Wie und ob ein auf der Ebene des Versicherungsrechts vereinbartes Bezugsrecht zu Gunsten des Bezugsberechtigten Schutzwirkung entfalten kann, wurde für die Konstellationen im Rahmen einer Insolvenz auf bAVheute schon hier und hier gezeigt.
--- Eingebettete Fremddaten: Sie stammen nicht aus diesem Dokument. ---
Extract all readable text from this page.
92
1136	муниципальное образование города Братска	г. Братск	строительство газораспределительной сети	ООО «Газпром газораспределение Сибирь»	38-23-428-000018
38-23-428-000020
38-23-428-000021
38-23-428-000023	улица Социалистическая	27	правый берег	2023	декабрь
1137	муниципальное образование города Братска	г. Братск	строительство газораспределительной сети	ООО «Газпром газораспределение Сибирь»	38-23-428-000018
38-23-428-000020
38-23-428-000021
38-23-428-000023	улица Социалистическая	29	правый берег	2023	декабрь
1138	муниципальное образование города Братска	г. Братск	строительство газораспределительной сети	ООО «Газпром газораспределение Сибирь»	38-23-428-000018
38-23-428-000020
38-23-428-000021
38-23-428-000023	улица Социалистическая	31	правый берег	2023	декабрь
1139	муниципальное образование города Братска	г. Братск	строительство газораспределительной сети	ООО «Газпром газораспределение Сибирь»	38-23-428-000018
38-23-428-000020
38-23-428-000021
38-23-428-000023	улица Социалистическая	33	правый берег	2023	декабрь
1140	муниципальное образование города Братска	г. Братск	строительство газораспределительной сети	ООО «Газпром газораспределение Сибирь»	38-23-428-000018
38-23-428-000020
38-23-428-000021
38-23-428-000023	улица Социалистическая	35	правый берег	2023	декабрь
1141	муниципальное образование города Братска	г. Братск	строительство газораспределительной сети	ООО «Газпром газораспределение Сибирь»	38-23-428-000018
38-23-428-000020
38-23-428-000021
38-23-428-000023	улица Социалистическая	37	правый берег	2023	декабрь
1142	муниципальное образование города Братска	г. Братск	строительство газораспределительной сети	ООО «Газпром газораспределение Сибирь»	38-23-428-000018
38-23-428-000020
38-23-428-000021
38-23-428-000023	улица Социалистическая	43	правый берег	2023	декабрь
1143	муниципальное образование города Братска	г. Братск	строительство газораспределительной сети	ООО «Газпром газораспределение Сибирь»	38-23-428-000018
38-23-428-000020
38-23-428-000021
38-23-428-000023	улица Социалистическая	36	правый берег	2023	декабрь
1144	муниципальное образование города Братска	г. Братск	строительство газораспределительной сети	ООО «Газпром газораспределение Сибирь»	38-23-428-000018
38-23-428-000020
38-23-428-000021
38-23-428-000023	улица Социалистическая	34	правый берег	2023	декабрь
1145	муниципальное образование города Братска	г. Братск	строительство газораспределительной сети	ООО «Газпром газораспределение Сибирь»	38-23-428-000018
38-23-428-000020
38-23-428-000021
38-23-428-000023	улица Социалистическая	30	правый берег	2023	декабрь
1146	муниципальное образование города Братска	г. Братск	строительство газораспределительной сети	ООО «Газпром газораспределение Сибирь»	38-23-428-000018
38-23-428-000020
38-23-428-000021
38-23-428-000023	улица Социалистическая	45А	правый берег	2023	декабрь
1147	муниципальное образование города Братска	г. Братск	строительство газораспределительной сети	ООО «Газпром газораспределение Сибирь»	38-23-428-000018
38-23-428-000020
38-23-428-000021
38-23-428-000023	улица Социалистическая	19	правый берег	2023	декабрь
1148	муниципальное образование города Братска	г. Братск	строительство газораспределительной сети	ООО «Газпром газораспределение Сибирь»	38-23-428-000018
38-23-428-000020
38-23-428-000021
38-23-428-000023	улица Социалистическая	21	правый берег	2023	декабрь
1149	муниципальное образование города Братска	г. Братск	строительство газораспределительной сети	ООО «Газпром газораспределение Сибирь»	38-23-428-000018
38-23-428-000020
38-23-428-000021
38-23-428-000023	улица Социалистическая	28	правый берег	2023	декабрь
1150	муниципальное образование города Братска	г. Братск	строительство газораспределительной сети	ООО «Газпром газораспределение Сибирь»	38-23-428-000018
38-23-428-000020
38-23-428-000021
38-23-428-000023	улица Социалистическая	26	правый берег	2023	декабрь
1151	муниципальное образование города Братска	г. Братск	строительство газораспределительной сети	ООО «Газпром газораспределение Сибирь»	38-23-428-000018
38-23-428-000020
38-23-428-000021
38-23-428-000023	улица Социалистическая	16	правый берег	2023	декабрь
Jetzt geht es um die Konstellation, ob das Bezugsrecht für die Todesfallleistung auch vor Ansprüchen des Erben schützt und damit um die Frage, ob ein durch Erbschein legitimierter Erbe ein Bezugsrecht für die Hinterbliebenenleistung wirksam widerrufen kann. Damit hatte sich der 5. Zivilsenat des Saarländischen Oberlandesgerichts Saarbrücken in seinem Urteil vom 6.3.2025, 5 W 32/24, auseinanderzusetzen.
Der Fall vor dem OLG
Zu Gunsten eines ehemaligen Arbeitnehmers bestand seit 5.1.1999 eine Zusage des Arbeitgebers auf bAV. Letzterer schloss daraufhin eine Direktversicherung ab, für deren Leistungen der Arbeitnehmer unwiderruflich bezugsberechtigt war. Als versicherte Leistung war eine Kapitalzahlung im Todes- und Erlebensfall vereinbart. Im Versicherungsvertrag fand sich die (übliche) Regelung zu der Bezugsrechts-Reihenfolge der Hinterbliebenenleistung.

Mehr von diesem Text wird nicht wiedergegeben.